Pero con la porción más rica del plantel disminuida, se planteó otro escenario. En la dificultad apareció el Sabella auténtico, formateado para entretejidos estratégicos más rocosos. La pérdida de cañoneo ofensivo lo animó al entrenador a hacer de la defensa el concepto base de la propuesta. Se sintió autorizado a ser cauteloso. Y apareció en toda su dimensión, por fin se sintió a gusto en el Mundial. Se sacó la mochila. Ya pudo dirigir sin culpas. El equipo intimidante se recibió de pragmático, una versión insospechada cuando amanecía la Copa.

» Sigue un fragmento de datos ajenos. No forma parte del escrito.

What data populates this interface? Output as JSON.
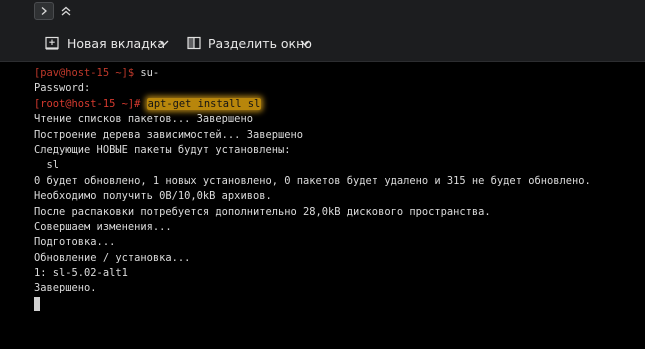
{
  "colors": {
    "background": "#000000",
    "toolbar": "#1c1d1f",
    "text": "#dcdcdc",
    "prompt": "#c0392b",
    "highlight": "#b8860b"
  },
  "titlebar": {
    "expand_icon": "chevron-right-icon",
    "collapse_icon": "chevrons-up-icon"
  },
  "toolbar": {
    "new_tab_label": "Новая вкладка",
    "new_tab_icon": "new-tab-icon",
    "split_label": "Разделить окно",
    "split_icon": "split-view-icon"
  },
  "terminal": {
    "line1": {
      "prompt": "[pav@host-15 ~]$",
      "command": " su-"
    },
    "line2": "Password:",
    "line3": {
      "prompt": "[root@host-15 ~]#",
      "command": "apt-get install sl"
    },
    "line4": "Чтение списков пакетов... Завершено",
    "line5": "Построение дерева зависимостей... Завершено",
    "line6": "Следующие НОВЫЕ пакеты будут установлены:",
    "line7": "  sl",
    "line8": "0 будет обновлено, 1 новых установлено, 0 пакетов будет удалено и 315 не будет обновлено.",
    "line9": "Необходимо получить 0B/10,0kB архивов.",
    "line10": "После распаковки потребуется дополнительно 28,0kB дискового пространства.",
    "line11": "Совершаем изменения...",
    "line12": "Подготовка...",
    "line13": "Обновление / установка...",
    "line14": "1: sl-5.02-alt1",
    "line15": "Завершено."
  }
}
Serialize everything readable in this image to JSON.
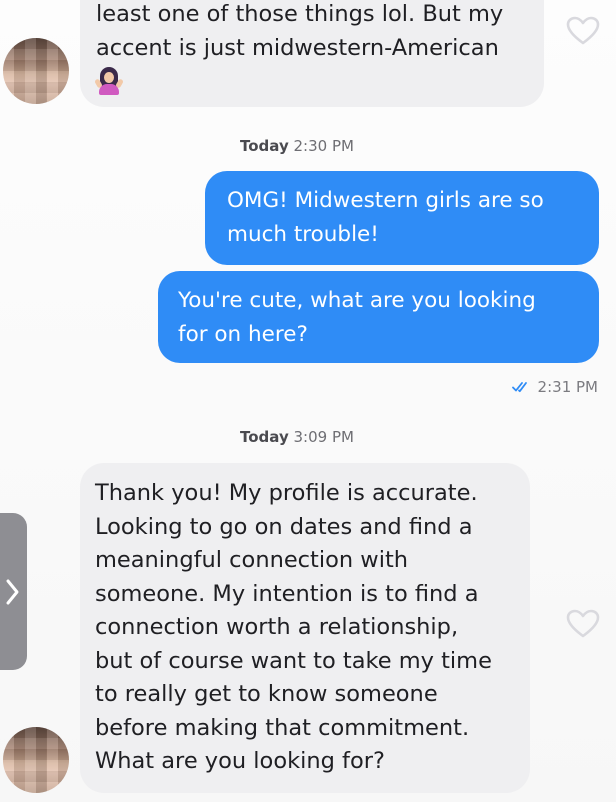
{
  "conversation": {
    "messages": [
      {
        "direction": "incoming",
        "lines": [
          "least one of those things lol. But my",
          "accent is just midwestern-American"
        ],
        "emoji": "person-shrugging"
      },
      {
        "direction": "outgoing",
        "lines": [
          "OMG! Midwestern girls are so",
          "much trouble!"
        ]
      },
      {
        "direction": "outgoing",
        "lines": [
          "You're cute, what are you looking",
          "for on here?"
        ]
      },
      {
        "direction": "incoming",
        "lines": [
          "Thank you! My profile is accurate.",
          "Looking to go on dates and find a",
          "meaningful connection with",
          "someone. My intention is to find a",
          "connection worth a relationship,",
          "but of course want to take my time",
          "to really get to know someone",
          "before making that commitment.",
          "What are you looking for?"
        ]
      }
    ],
    "timestamps": [
      {
        "day": "Today",
        "time": "2:30 PM"
      },
      {
        "day": "Today",
        "time": "3:09 PM"
      }
    ],
    "read_receipt": {
      "time": "2:31 PM",
      "icon": "double-check-icon"
    }
  },
  "icons": {
    "like": "heart-outline-icon",
    "side_handle": "chevron-right-icon"
  },
  "colors": {
    "outgoing_bubble": "#2f8cf6",
    "incoming_bubble": "#efeff1",
    "heart_outline": "#d9d9de",
    "side_handle": "#8e8e93"
  }
}
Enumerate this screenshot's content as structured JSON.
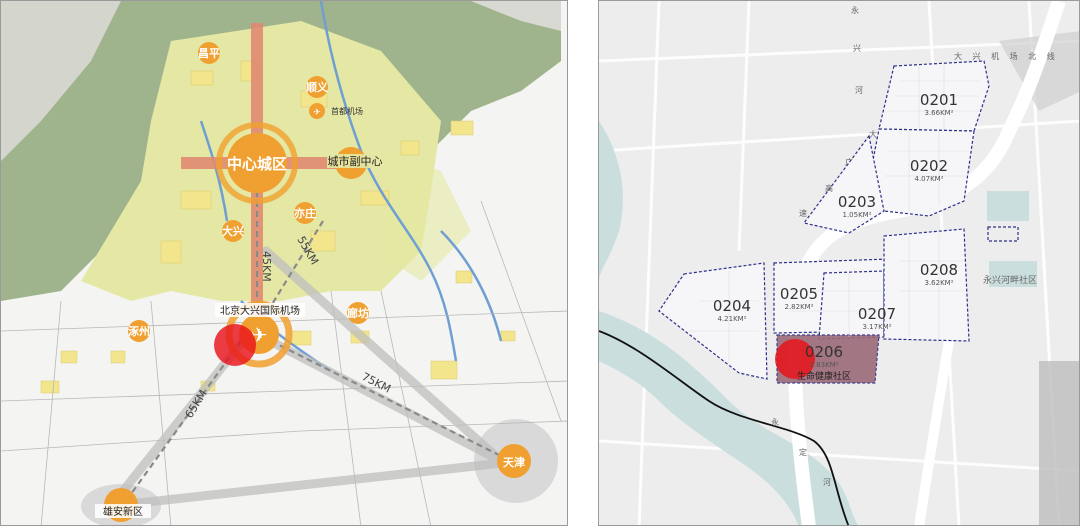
{
  "regional_map": {
    "center_label": "中心城区",
    "sub_center_label": "城市副中心",
    "airport_label": "北京大兴国际机场",
    "capital_airport_label": "首都机场",
    "towns": {
      "changping": "昌平",
      "shunyi": "顺义",
      "yizhuang": "亦庄",
      "daxing": "大兴",
      "zhuozhou": "涿州",
      "langfang": "廊坊",
      "tianjin": "天津",
      "xiongan": "雄安新区"
    },
    "distances": {
      "d45": "45KM",
      "d55": "55KM",
      "d65": "65KM",
      "d75": "75KM"
    },
    "colors": {
      "mountain": "#8fa87a",
      "urban_zone": "#e4e8a4",
      "built_area": "#f2e58c",
      "water": "#6f9fd2",
      "marker": "#f0a030",
      "axis": "#e08a70",
      "highlight": "#e8141b"
    }
  },
  "district_map": {
    "top_road_label": "大 兴 机 场 北 线",
    "left_road_chars": [
      "永",
      "兴",
      "河"
    ],
    "mid_road_chars": [
      "大",
      "广",
      "高",
      "速"
    ],
    "river_chars": [
      "永",
      "定",
      "河"
    ],
    "east_community": "永兴河畔社区",
    "zones": [
      {
        "code": "0201",
        "area": "3.66KM²"
      },
      {
        "code": "0202",
        "area": "4.07KM²"
      },
      {
        "code": "0203",
        "area": "1.05KM²"
      },
      {
        "code": "0204",
        "area": "4.21KM²"
      },
      {
        "code": "0205",
        "area": "2.82KM²"
      },
      {
        "code": "0206",
        "area": "2.83KM²",
        "name": "生命健康社区"
      },
      {
        "code": "0207",
        "area": "3.17KM²"
      },
      {
        "code": "0208",
        "area": "3.62KM²"
      }
    ],
    "colors": {
      "boundary": "#2c2f8a",
      "highlight_fill": "#9a6a78",
      "water": "#c9dedd",
      "river_line": "#111111",
      "marker": "#e8141b"
    }
  }
}
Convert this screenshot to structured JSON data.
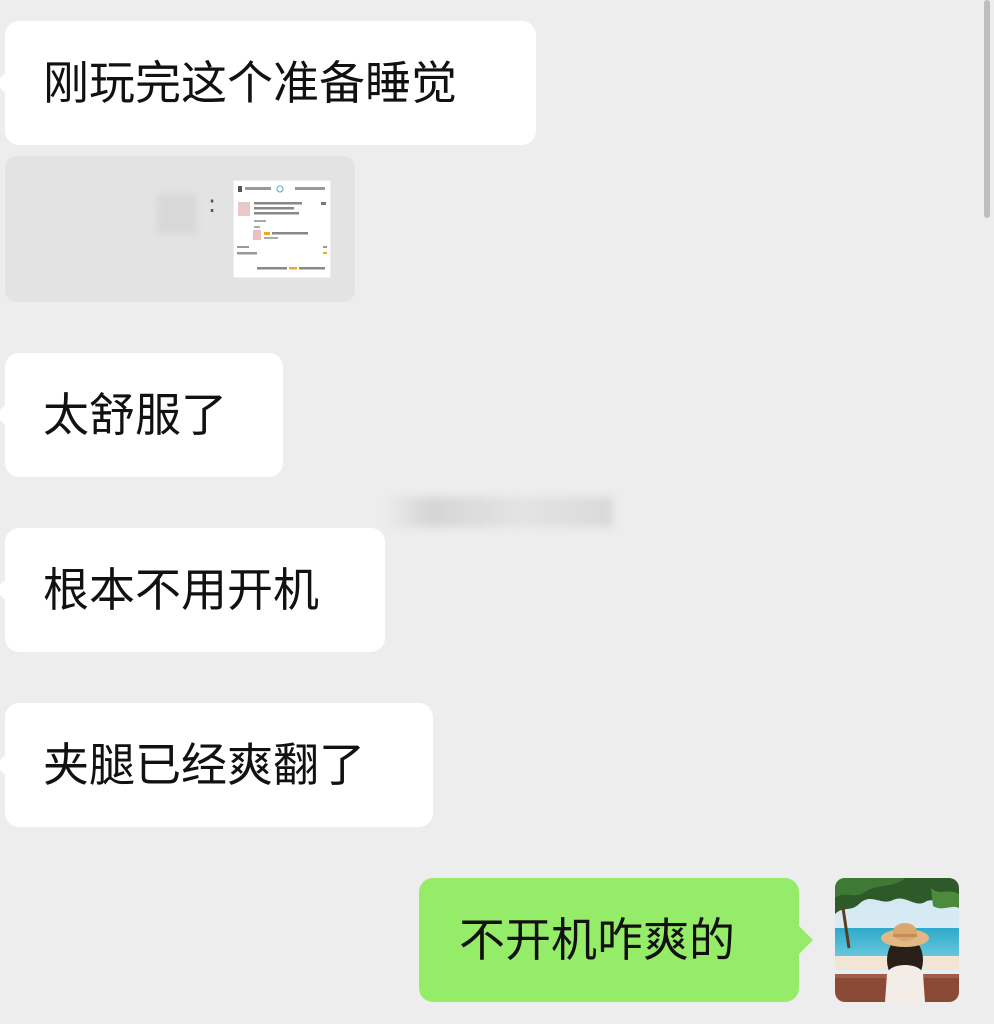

Esta Argentina se parece más al Estudiantes que diagramó para jugar el desquite de la Libertadores ante Cruzeiro, en el Mineirao, en 2009: 4-4-2, también con Enzo Pérez en el medio.

 

Tuvo Sabella la virtud de convencer a los futbolistas. De alinearlos detrás de ideas rectoras. El DT había aceptado a los Fantásticos aunque no completaran su credo táctico, y ahora ellos se comprometieron con un libreto que parece lejano de aquel Messi que hace 23 días aseguraba «somos Argentina, tenemos que fijarnos en nosotros sin fijarnos en el que está enfrente». Generosidad de ambos para imponer el bien común. «Nunca me habían pedido jugar así», aceptó Leo tras Bélgica. Y lo hizo. Se uniformaron detrás de la causa y las sensibilidades por el juego quedaron diferidas. Como un homenaje a una de las máximas de don Alfredo Di Stéfano: «Ningún jugador es tan bueno como todos juntos».

 

En el afán de barnizarla de versatilidad, detrás de controlar todas las fases del juego, la selección se despersonalizó. Había quedado atrapada en un vacío. Con Sabella mareado y el eje ofensivo sin aquel potencial que todo lo resolvía. Argentina se aprovechó de un fixture accesible para no pagar con la eliminación su tormenta conceptual.

 

Ahora encontró un molde. Con peligrosa tendencia a conformarse con lo suficiente, pero ya no se le puede recriminar que le falta estilo. Las preferencias estéticas abrirían otra discusión. La Argentina tiene un punto de partida reconocible y su nuevo desafío será evitar la exageración..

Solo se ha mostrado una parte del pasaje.